Che Confindustria e associazioni padronali siano accorse all'invito di Salvini è comprensibile: hanno omaggiato il loro principale referente oggi, e il possibile capo del (proprio) governo domani, cogliendo lo spunto oltretutto per ricordare alla Lega le sue promesse. Ma che ci faceva a quel tavolo Maurizio Landini? Fare tappezzeria alla cerimonia imbandita dal ministro degli interni più reazionario dell'ultimo mezzo secolo non è stato forse un passaggio penoso?

Penoso, ma non casuale. Se i padroni vanno da Salvini, meglio seguirli per evitare malintesi. È la linea del "patto per la fabbrica", già inaugurato con l'appello congiunto tra burocrazie sindacali e Confindustria in occasione delle elezioni europee, con la celebrazione dell'accordo Ilva, con la richiesta comune di una riduzione del cuneo fiscale, a spese dell'erario e a tutela dei profitti. Confindustria usa la burocrazia sindacale per battere cassa. La burocrazia si riduce a zerbino di Confindustria. La presenza di Landini al tavolo di Salvini è il risvolto indiretto di questo patto.
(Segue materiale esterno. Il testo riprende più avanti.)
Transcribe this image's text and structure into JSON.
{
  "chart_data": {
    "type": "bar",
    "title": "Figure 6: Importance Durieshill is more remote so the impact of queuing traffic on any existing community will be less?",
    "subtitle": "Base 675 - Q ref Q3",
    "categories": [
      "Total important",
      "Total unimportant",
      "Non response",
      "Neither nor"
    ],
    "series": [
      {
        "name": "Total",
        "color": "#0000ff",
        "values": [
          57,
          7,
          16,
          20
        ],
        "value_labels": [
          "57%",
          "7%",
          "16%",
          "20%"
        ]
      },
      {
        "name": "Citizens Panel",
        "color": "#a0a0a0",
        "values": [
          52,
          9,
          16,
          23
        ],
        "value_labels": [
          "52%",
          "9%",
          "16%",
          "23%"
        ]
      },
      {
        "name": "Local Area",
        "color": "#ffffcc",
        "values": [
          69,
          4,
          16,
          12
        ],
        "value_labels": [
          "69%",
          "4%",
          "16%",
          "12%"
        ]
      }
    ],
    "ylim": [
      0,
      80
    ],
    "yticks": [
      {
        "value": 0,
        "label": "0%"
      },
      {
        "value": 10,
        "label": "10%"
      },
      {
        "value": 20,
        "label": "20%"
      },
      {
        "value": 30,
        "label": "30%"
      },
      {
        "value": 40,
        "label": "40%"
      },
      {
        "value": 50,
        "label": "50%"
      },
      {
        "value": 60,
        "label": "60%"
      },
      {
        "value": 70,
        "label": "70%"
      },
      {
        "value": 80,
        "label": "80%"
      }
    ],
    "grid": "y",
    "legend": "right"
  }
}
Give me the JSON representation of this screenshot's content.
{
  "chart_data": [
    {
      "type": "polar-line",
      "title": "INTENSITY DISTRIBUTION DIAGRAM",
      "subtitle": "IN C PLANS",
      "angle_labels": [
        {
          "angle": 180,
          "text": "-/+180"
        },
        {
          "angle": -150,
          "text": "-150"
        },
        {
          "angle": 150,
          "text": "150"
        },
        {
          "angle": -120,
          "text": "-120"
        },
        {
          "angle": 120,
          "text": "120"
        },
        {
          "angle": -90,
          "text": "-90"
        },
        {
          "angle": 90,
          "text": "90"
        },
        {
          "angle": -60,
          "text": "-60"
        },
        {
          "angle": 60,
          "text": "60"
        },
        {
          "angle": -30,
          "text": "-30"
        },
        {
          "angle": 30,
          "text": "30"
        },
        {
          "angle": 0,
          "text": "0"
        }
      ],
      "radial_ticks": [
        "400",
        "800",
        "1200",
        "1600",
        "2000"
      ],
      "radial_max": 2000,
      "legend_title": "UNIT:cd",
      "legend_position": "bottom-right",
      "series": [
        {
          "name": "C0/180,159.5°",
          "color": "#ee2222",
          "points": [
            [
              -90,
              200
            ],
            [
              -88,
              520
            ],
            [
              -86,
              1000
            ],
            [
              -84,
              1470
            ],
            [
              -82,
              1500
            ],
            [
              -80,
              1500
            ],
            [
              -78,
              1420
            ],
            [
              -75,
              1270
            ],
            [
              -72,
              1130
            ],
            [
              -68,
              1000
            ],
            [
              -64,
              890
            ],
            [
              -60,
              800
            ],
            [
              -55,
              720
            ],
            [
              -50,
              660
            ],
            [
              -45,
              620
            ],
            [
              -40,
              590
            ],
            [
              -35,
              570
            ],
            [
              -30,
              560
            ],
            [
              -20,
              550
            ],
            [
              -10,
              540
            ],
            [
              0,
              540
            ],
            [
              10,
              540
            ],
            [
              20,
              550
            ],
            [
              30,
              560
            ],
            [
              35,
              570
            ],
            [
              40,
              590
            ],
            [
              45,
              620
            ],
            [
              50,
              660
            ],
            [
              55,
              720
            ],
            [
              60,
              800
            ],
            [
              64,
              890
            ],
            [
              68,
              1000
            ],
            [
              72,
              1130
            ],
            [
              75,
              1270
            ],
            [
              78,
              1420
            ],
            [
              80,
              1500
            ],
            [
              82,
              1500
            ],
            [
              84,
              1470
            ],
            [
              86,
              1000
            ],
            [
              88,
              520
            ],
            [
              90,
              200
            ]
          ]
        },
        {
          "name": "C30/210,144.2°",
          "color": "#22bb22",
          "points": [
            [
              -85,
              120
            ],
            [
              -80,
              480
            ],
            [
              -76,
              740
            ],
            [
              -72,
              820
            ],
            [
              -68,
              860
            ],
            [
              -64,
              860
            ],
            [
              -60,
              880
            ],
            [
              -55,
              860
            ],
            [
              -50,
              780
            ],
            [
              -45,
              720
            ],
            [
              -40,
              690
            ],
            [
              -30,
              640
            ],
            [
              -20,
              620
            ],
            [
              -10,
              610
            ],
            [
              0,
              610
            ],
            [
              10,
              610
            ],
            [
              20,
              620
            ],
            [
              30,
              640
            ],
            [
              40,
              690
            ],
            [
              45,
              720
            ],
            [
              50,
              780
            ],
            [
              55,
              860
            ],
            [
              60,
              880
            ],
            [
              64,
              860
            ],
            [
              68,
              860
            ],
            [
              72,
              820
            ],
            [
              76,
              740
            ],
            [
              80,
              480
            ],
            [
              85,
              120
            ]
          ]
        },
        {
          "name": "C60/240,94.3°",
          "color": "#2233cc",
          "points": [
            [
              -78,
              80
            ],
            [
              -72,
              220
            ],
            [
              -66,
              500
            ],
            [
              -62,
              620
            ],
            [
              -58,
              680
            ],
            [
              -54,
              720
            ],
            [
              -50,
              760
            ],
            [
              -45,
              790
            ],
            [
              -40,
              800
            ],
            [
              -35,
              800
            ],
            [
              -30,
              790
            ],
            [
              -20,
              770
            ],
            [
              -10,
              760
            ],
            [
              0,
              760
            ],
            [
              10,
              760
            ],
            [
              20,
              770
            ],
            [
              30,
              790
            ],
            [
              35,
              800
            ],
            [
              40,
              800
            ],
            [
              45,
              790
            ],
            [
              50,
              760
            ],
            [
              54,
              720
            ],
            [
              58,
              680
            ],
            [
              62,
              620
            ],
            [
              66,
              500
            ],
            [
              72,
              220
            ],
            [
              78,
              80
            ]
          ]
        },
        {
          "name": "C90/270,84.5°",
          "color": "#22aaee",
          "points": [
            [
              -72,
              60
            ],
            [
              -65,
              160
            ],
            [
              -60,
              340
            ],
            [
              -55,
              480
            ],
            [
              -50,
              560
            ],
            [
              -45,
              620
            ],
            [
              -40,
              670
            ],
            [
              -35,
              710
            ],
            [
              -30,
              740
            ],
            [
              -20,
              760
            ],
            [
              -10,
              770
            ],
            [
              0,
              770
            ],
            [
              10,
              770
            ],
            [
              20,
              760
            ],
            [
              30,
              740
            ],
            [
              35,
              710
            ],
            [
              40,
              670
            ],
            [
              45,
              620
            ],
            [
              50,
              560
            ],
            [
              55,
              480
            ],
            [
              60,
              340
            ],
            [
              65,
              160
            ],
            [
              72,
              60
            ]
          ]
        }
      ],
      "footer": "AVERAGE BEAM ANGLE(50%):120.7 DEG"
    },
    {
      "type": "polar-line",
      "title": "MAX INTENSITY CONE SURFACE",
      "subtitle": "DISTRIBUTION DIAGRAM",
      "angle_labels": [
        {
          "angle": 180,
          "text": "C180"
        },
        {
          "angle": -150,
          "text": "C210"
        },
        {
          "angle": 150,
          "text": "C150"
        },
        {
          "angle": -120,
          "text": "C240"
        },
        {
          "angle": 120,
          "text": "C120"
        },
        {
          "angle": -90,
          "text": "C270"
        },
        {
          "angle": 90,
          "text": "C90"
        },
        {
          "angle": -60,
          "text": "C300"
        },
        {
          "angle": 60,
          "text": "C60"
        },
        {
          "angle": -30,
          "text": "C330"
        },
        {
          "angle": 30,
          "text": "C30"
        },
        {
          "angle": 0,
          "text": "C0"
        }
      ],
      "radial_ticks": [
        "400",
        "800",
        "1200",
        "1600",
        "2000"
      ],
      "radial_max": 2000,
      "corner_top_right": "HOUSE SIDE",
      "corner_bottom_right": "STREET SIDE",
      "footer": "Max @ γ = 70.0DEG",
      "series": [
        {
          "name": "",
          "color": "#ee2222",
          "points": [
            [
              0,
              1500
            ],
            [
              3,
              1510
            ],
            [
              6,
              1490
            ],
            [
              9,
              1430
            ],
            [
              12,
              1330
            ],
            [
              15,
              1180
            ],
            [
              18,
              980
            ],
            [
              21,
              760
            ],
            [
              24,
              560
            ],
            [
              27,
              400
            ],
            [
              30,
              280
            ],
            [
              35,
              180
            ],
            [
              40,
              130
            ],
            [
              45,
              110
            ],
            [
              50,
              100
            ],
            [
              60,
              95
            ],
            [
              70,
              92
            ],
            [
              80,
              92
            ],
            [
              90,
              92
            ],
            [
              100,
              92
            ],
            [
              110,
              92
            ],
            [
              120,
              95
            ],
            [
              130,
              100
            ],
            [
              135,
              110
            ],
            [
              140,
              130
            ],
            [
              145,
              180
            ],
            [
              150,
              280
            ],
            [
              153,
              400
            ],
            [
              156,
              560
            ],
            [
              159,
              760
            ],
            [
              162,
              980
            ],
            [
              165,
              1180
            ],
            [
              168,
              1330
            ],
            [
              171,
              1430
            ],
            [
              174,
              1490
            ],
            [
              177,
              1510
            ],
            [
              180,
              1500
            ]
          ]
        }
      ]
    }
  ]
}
È paradossale: il governo Salvini-Di Maio non vuole e non può negoziare realmente con la burocrazia sindacale, perché non può esporre a interferenze esterne il fragile equilibrio di maggioranza tra Lega e M5S. In compenso la burocrazia sindacale non solo non sviluppa una mobilitazione reale contro il governo, fosse pure sulla propria piattaforma fantasma, ma è disposta a far regali di immagine al suo ministro più reazionario pur di proteggere il proprio patto coi padroni.

Matteo Salvini si serve anche della pavidità di burocrati da tappezzeria.
Lavoratori, donne, migranti sapranno chi ringraziare.